Wolfgang Kandek, CTO, Qualys, Inc., said in a statement today that most of today's fixed flaws could also exist in Windows XP, so it's critical for users not necessarily to update, but at least to replace Internet Explorer with another browser that still receives patches, such as Google Chrome or Firefox.
“For Windows XP users: The majority of these vulnerabilities apply to your operating system, except the WIndows Journal application and Windows Service Bus weaknesses. The Internet Explorer vulnerabilities can certainly be exploited on XP as well as the Flash problem. XP users should evaluate urgently using a supported browser if they cannot move away from the operating system,” Kandek said.

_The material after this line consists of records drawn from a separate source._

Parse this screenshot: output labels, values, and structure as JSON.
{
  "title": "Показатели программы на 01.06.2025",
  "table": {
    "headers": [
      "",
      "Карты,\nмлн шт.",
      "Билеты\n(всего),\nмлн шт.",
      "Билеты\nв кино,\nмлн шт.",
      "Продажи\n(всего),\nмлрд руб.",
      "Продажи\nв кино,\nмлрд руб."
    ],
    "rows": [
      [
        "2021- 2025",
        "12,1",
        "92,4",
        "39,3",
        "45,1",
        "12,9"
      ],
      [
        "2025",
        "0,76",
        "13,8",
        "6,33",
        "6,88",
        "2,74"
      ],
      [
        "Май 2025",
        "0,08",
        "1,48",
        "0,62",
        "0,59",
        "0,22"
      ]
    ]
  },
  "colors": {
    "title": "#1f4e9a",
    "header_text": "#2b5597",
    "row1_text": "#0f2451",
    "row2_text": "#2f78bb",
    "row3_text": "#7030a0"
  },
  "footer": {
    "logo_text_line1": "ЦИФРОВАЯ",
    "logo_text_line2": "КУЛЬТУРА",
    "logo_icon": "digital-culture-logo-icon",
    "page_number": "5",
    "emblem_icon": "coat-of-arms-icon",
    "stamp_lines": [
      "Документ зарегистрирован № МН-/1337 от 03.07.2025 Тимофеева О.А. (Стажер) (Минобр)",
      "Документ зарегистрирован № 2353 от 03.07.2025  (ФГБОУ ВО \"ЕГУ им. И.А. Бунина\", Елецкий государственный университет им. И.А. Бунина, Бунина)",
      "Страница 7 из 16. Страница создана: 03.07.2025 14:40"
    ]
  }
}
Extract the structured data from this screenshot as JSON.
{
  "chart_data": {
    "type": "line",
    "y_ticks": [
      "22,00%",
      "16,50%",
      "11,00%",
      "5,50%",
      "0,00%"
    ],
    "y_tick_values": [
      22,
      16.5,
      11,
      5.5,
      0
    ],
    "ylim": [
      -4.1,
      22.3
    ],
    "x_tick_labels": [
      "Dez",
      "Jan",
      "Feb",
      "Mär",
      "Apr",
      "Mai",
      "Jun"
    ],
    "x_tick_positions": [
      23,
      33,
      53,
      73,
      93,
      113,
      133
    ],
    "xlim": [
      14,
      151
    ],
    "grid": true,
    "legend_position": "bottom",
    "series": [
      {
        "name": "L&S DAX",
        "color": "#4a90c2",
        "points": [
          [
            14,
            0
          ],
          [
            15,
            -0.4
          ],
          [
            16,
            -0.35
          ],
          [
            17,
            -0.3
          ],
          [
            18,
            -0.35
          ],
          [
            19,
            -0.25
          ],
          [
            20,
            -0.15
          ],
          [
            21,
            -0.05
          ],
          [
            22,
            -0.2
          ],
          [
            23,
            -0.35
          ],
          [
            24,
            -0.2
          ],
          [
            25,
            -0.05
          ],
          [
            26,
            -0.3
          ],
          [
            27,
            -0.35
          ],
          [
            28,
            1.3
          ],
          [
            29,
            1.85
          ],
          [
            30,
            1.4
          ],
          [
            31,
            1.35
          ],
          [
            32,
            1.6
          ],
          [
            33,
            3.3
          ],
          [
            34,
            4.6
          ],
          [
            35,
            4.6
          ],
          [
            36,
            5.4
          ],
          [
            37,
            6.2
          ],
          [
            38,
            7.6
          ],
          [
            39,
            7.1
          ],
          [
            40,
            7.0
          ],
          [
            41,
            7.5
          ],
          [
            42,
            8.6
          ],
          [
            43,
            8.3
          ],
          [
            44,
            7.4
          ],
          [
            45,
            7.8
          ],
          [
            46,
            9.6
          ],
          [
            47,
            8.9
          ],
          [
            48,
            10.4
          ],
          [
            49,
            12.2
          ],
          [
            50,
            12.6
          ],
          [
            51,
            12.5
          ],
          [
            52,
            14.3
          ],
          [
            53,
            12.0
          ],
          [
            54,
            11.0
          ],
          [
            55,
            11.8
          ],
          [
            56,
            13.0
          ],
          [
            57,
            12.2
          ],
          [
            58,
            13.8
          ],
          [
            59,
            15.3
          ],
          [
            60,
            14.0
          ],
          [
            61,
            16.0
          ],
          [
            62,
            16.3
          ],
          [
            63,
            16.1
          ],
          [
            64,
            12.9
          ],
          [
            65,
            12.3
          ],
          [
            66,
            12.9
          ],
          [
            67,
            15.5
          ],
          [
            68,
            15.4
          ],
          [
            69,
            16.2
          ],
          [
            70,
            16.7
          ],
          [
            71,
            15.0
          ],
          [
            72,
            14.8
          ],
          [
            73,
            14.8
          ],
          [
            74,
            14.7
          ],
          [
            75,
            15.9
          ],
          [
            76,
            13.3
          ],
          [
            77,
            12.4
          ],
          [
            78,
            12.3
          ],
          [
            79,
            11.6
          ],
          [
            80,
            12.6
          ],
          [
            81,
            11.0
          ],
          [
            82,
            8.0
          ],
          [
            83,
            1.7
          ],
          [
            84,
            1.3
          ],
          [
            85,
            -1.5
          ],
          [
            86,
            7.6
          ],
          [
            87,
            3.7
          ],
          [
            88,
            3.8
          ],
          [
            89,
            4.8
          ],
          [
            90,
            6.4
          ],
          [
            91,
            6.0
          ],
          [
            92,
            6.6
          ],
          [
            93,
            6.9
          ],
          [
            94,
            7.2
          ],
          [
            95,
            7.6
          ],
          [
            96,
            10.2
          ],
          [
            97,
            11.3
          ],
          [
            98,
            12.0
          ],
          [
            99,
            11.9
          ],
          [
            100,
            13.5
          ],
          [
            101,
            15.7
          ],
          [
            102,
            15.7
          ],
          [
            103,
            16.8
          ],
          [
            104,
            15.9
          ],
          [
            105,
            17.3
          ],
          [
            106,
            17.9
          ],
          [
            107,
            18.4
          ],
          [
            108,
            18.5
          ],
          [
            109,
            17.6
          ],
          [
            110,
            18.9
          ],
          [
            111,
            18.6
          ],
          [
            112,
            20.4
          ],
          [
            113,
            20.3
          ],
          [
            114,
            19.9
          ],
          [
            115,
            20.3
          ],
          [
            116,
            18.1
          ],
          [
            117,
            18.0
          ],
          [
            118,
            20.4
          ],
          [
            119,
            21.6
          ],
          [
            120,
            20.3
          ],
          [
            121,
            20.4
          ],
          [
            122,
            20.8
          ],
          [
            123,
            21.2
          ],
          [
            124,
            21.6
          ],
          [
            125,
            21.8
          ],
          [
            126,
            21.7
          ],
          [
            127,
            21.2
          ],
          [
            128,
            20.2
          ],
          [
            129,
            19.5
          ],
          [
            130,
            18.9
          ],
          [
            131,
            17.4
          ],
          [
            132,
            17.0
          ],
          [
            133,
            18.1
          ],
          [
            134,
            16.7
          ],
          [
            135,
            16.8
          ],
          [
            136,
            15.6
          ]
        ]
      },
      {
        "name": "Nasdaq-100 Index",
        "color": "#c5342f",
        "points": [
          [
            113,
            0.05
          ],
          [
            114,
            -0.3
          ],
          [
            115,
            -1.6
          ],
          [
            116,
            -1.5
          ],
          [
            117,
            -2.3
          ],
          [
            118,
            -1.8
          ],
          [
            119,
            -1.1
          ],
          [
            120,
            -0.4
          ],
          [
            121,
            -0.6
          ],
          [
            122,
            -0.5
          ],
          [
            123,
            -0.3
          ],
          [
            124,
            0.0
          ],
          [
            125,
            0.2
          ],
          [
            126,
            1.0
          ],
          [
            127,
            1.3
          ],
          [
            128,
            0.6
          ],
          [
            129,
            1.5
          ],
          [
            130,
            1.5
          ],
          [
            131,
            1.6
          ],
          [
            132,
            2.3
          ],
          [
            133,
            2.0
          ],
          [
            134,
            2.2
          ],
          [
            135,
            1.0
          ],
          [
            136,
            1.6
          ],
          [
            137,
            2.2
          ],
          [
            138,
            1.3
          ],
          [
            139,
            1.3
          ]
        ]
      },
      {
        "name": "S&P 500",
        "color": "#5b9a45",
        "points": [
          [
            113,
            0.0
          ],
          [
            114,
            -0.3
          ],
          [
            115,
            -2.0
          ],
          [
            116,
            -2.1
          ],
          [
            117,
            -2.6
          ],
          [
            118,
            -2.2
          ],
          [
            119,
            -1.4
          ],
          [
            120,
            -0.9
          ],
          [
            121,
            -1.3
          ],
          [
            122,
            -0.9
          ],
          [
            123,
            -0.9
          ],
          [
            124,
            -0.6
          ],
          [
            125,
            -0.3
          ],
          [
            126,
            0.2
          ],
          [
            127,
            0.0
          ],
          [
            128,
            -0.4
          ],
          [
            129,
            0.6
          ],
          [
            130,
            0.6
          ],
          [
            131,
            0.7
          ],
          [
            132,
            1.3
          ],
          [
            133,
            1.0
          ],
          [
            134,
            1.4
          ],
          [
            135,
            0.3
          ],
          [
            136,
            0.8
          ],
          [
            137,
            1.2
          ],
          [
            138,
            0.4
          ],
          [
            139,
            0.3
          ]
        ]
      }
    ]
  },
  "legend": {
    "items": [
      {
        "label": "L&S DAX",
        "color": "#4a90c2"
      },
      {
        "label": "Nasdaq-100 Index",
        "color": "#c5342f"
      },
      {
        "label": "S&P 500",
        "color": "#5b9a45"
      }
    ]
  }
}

The Internet Explorer flaw, which is also said to affect versions running on Windows XP, allows an attacker to run remote code on your computer with the help of a compromised website hosting malicious content.
All versions of Internet Explorer are affected by the flaw, starting with the old IE6 and ending with the newer IE11, which Microsoft made the default browser in Windows 8.1.
“MS14-037 addresses 24 vulnerabilities in Internet Explorer (IE), almost all user-after-free type vulnerabilities and is valid for all versions (6-11) of Microsoft’s browser. There are no 0-days open for IE, which would dictate the shortest turn-around possible for the installation of the patch, but nevertheless IT admins should schedule the IE patch for a quick installation,” Kandek explained.
Since so many users prefer to stick to Windows XP for the time being, an advice to switch to a different browser pretty much makes sense, so you should at least give Chrome or Firefox a try if you're yet to upgrade.